I'm 17, my exams just finished and I've already started working out. For now I'm following this self made plan --> 4X [10 declined push-ups, 10 standard push-ups, 10 inclined push-ups, 10 dips, 1-2 minute push-up hold] + 45 dumbell curls, 20 barbell curls. This equals around 110-120 push-ups depending on when I get tired. I do this for 2 days and the third day I do my leg exercises. It's been 23 days that I'm following this and my chest and other parts of body look toned. I gained 1 kg in this very starting month, though I read not to expect any weight gain in the first month. The workout leaves me so tired that I kinda start shivering and feeling all the toll. I heard that all these exercises won't make me big in the long run though they'll provide with some gains in the beginning. Am I doing something wrong? What can be other exercises or plans to develop a great chest and body at home?


----------



## Vedantt5 (Apr 24, 2018)

All the push-ups and holds are done having my palms on dumbells to give my chest a hard time.


----------



## Oldschool (Apr 25, 2018)

You will soon need more denand (load) on your muscles to continue to progress. Do you have access to weights or even better, a gym?


----------



## Vedantt5 (Apr 26, 2018)

I won't be able to go to a gym for 5-6 months.. So, was just asking if I can grow for this much time just depending on body weight and dumbells..  To increase the efforts I extend the time taken to perform 1 rep significantly. I've heard this kind of time and stress management results in muscle growth just like weight training for beginners


----------



## SirloinTip (Apr 27, 2018)

Yeah just follow Herschel Walkers workout plans, 1000 pushups situps pull ups every day....


----------



## Kenny Croxdale (Apr 28, 2018)

SirloinTip said:


> Yeah just follow Herschel Walkers workout plans, 1000 pushups situps pull ups every day....
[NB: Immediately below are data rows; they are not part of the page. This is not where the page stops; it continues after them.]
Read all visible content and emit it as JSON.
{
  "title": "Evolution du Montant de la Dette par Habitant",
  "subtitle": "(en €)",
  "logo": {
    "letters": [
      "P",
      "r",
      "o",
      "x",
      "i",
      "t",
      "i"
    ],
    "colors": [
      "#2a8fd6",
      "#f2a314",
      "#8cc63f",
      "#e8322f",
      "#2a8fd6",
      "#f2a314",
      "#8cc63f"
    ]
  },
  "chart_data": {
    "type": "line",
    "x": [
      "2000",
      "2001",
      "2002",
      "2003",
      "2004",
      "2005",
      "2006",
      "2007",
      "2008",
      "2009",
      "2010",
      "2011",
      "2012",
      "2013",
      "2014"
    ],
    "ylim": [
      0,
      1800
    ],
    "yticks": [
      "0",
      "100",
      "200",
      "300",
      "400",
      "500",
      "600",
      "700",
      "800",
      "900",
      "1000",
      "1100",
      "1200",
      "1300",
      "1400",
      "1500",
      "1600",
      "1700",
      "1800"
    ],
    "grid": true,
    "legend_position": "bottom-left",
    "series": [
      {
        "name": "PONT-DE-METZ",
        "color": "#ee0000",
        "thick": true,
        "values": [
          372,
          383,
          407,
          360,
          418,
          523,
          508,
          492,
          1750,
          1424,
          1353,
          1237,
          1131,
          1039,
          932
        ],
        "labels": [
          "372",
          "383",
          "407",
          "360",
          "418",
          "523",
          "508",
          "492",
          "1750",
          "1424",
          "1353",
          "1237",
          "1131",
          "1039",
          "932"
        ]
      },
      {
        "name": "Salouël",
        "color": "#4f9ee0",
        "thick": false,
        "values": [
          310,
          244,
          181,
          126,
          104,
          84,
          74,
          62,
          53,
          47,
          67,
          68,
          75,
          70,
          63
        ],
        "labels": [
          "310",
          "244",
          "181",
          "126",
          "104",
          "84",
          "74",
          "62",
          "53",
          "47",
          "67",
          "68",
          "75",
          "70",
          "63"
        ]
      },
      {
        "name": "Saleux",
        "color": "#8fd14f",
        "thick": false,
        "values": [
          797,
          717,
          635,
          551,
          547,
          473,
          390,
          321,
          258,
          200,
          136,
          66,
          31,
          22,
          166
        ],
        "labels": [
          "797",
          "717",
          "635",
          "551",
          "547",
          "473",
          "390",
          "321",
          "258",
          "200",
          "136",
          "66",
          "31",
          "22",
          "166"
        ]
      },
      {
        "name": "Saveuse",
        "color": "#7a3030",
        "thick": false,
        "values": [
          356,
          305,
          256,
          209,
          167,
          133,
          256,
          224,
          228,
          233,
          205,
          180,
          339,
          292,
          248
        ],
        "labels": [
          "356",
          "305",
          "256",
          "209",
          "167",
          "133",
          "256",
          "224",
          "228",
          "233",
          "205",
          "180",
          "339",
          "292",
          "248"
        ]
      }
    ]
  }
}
Herschel Walker was an idiot.  

Find another role model.

Kenny Crodale


----------



## Oldschool (Apr 28, 2018)

Vedantt5 said:


> I won't be able to go to a gym for 5-6 months.. So, was just asking if I can grow for this much time just depending on body weight and dumbells..  To increase the efforts I extend the time taken to perform 1 rep significantly. I've heard this kind of time and stress management results in muscle growth just like weight training for beginners



Its called  time under tension, which rep schemes are.
Depending on what your definition of growth is, body weight exercises can definitely build your strength and endurance, but mostly endurance after your muscles adapt to the bodyweight load. There are some very inspirational videos on youtube under bodyweight workouts. Get to the gym as fast as you can and good luck.


----------